Longlisted for this year’s Man Booker prize, Serious Sweet is a ‘novel of our times.’ Taking place over a twenty four hour period in London, we follow two main characters around the city.
Jon is divorced, almost sixty and contemplating retirement from his civil servant job. Having recently escaped from an unhappy marriage in which it seems his wife had many sexual encounters with many men known to both of them, potentially to punish Jon for his shortcomings, he is desperate for any form of love. His solution is to offer his services as a writer of letters. For a small fee he writes letters to lonely women, unbothered whether they choose to reply or not. One of those women turns out to be Meg, a bankrupt former accountant and sober alcoholic in her mid forties.
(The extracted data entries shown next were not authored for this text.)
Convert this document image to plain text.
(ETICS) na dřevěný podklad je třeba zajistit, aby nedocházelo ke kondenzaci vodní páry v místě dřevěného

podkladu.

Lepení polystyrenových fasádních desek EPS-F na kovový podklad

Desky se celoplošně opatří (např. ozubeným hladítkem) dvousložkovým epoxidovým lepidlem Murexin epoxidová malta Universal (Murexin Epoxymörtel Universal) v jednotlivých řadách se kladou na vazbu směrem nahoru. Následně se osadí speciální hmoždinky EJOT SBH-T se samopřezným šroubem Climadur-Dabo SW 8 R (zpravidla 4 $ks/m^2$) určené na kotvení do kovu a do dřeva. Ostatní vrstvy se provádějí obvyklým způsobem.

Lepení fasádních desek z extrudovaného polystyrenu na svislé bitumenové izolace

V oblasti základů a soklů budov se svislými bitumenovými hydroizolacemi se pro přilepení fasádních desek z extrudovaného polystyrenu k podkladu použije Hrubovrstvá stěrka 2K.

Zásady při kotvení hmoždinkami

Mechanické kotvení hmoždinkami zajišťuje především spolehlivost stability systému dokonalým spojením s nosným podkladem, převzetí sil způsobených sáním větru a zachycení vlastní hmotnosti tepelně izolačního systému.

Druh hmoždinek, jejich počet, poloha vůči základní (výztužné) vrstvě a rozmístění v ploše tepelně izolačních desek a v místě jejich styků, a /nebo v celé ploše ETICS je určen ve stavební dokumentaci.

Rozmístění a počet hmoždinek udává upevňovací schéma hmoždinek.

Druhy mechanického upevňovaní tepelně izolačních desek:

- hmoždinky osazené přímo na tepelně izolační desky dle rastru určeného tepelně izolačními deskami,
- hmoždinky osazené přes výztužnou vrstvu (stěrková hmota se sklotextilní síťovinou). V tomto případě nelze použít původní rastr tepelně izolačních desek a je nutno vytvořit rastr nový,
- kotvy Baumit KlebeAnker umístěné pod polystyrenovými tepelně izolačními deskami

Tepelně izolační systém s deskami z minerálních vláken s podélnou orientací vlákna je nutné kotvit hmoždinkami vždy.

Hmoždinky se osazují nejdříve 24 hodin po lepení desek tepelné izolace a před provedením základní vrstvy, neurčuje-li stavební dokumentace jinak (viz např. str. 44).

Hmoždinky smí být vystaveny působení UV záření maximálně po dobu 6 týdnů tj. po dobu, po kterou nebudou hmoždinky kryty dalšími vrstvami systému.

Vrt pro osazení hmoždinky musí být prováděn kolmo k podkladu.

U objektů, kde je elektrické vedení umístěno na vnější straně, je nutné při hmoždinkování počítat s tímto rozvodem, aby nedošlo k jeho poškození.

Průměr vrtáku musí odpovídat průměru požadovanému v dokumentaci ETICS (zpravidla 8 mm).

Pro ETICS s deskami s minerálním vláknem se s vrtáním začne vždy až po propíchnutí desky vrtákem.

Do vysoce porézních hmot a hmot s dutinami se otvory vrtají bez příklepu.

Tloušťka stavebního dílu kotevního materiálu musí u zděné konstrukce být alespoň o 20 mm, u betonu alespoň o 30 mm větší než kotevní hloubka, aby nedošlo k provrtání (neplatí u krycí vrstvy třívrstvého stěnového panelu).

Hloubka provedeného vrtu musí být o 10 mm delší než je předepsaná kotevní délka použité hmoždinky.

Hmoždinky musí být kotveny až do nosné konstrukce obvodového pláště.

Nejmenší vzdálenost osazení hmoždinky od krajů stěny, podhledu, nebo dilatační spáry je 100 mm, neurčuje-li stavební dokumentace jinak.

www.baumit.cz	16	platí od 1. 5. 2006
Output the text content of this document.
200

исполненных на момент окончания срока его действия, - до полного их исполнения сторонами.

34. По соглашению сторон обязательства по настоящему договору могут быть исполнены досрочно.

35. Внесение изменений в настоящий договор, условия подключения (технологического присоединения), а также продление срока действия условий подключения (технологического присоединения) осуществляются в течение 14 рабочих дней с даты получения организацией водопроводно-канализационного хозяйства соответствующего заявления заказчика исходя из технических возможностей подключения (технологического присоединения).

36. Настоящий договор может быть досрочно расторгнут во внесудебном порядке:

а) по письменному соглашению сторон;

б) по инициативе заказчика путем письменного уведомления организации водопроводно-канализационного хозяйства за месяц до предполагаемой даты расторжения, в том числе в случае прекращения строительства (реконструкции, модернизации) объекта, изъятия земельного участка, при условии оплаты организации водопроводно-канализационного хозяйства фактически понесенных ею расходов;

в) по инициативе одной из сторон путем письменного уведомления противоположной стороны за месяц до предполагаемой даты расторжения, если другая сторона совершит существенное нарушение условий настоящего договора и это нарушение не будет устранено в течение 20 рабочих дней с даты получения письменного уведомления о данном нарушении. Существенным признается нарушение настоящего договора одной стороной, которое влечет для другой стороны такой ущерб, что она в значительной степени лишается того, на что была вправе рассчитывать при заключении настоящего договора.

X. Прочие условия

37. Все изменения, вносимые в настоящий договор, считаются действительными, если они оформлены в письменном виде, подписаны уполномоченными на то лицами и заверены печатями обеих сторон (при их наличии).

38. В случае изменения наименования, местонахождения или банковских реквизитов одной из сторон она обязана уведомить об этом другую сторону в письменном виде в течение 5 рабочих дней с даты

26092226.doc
She tracks down Jon’s PO box and basically stakes it out until she finds him out.
There is a third character in this novel: London. The city features most heavily in this book, the two protagonists travelling extensively west, south, central, as Kennedy frustrates their plans. Between the action are posted observations of city life: a busker singing for a little boy; a young tired couple showing their newborn daughter off to strangers in a café; a sleeping man on a Northern Line train. I found these vignettes touching and evocative.
The style of the novel is interesting in that not only do we follow both Jon and Meg alternately, but both are presented in both third and first person. This could be confusing, but somehow having the rather rambling ‘I’ sections italicised makes it easier to read:
‘But the hotel hadn’t really been his problem – not his pressing problem – the fight he started with his daughter on the plane had troubled him more. That’s what stole his sleep.
It was so plainly imbecilic as a course of action: get your only child alone and immediately criticise her boyfriend. No, not immediately. I mentioned that that her shoes were great and that she looked well and wouldn’t this be fun and that we didn’t often get the chance. Then I started in with the ill-advised comments. Just after we were allowed to unfasten out seatbelts. Idiot.’
What slows the story down is the amount of flashbacks that have to be employed to help us understand these two people. The section above is taken from Jon’s recollection of a mini break to Berlin with his adult daughter, and there are many of these, telling the reader how Jon and Meg came to this point. In a novel that takes place in one day, this may have been necessary to some extent, but I felt that some of this was surplus to requirements. I didn’t care about Jon’s unhappy childhood enough to want to read paragraphs on his mother’s post natal depression for example. I wanted more immediacy, more ‘in the moment’ thought to stop my mind from drifting away from the words on the page.
What is clear is that this is a book written by an incredibly accomplished writer. I have never read A.L Kennedy before but I would seek her out again. There is something comforting in her prose, sometimes lightly humorous, often poignant, that makes this book an easy read while remaining thought-provoking.